I don’t think I’ve slept more than 2 hours at a go since Memorial Day.  He cries when he needs his pee pad changed.  He cries when he poos.  He cries when he wants water, or when he just needs to roll over.  And thanks to my supersonic hearing that I’m positive I inherited from my mother, every time he cries I wake up.  To be fair, I also wake him when he licks…which he does a lot, probably just to alleviate his own boredom.

I’m also participating in another Camp NaNoWriMo this month, so I’m already feeling a bit guilty about using my writing time here rather than on the Work In Progress.

There are those in my professional life that have been insensitive at best and downright insulting at worst about my dedication to my dog and what it means for my life.  To be fair, the one person I’m thinking of now has also made insulting comments about my choice to put my husband and our life above my duty to my work or how ridiculous is it that I want to have children, so I’m not sure that I should be bothered too much by comments about how much I love my dog.

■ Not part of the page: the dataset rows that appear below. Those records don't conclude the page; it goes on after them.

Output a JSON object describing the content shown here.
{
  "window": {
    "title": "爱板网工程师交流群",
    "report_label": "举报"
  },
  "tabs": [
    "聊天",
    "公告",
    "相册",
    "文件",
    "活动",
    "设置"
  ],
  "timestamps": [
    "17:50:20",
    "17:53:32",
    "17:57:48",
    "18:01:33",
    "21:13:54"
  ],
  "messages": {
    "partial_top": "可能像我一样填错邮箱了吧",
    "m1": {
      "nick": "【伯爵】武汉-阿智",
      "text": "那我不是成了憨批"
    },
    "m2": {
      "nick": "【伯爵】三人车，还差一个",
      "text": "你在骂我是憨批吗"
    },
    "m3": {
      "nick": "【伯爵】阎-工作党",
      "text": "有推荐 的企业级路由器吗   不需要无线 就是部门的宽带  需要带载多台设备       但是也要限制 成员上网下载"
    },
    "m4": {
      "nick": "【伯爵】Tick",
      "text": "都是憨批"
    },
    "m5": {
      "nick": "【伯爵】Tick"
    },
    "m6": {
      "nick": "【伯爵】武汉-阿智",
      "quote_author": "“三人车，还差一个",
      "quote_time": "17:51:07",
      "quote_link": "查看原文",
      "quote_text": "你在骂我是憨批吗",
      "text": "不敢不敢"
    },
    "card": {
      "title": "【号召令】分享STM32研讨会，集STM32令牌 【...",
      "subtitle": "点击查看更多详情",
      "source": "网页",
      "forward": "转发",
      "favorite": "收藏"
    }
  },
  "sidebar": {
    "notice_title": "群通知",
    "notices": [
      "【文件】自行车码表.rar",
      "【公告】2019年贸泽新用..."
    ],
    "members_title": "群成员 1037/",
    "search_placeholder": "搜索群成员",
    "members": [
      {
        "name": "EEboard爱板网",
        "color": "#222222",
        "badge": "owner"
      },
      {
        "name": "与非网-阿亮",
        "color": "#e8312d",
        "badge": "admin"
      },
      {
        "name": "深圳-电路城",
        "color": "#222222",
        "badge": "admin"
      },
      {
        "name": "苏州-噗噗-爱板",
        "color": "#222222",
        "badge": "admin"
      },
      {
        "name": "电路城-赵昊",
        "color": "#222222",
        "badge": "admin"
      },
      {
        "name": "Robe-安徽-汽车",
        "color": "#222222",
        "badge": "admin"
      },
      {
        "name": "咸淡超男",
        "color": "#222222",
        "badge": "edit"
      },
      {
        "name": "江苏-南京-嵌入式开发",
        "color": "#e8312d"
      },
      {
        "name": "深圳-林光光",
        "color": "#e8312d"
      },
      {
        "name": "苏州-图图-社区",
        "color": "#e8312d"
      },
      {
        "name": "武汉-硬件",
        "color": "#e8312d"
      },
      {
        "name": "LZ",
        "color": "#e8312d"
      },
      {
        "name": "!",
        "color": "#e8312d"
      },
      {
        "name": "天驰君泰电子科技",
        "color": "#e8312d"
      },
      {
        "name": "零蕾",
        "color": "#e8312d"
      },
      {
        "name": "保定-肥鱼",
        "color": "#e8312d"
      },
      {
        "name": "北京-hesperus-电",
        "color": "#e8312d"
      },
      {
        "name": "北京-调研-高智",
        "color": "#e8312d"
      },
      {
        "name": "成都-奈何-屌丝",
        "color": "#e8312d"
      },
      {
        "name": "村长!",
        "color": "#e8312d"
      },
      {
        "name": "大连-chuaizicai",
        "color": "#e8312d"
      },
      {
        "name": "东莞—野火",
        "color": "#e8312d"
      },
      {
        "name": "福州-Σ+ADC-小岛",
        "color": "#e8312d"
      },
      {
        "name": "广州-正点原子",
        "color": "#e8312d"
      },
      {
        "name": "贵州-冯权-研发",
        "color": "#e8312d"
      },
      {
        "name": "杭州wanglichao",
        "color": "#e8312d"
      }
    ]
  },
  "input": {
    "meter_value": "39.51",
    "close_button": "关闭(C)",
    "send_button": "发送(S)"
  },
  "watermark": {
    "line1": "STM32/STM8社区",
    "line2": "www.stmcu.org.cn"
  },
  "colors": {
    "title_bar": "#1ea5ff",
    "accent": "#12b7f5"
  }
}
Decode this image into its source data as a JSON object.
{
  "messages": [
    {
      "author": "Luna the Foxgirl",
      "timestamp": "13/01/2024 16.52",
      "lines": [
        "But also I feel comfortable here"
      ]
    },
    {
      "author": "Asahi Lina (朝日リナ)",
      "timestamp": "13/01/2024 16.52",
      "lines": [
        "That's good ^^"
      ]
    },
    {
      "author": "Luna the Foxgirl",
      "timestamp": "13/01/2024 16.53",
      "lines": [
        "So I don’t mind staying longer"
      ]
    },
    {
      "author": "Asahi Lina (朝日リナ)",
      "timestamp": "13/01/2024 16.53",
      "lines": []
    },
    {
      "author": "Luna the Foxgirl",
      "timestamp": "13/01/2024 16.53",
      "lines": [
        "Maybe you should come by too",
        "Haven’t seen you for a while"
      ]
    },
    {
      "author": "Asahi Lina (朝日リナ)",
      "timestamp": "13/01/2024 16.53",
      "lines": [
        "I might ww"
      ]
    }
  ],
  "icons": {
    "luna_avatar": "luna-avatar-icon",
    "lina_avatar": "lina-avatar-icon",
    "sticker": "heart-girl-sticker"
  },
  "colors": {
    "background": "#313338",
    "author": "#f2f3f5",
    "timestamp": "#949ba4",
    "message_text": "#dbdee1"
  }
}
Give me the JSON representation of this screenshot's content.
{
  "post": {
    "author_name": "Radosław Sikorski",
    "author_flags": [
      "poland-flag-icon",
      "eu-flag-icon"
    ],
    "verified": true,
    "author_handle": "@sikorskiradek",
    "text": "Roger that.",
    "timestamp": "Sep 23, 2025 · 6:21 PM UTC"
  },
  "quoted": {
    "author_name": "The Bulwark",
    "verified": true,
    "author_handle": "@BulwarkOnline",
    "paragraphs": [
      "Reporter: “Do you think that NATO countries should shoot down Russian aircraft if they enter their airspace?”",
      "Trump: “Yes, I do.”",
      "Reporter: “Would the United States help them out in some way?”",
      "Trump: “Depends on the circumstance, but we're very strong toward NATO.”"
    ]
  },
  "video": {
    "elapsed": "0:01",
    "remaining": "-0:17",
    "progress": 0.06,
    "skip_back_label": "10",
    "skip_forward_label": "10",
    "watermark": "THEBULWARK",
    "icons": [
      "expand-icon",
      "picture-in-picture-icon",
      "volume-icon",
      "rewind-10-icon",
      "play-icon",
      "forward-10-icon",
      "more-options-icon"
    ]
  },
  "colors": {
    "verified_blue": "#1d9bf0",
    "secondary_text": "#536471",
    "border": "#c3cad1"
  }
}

Anyway, all of this is not a cry for attention or pity, far from it.  We have a wheelchair for Clowny now that we are trying to make work, and the next step after that will be a ramp for him to be able to go in and out the front door.  This post is meant more as a catch up…so that those who do understand why we do what we do for this amazing creature that shares our home and hearts will know what’s going on.  Hug your hounds and take every chance you can to see them run, play, and even walk across the room to beg for a treat or just gaze at you.  Trite as it may sound, you just never know when those things will be taken away.

Mommy loves you, Clowny.  To the moon and back.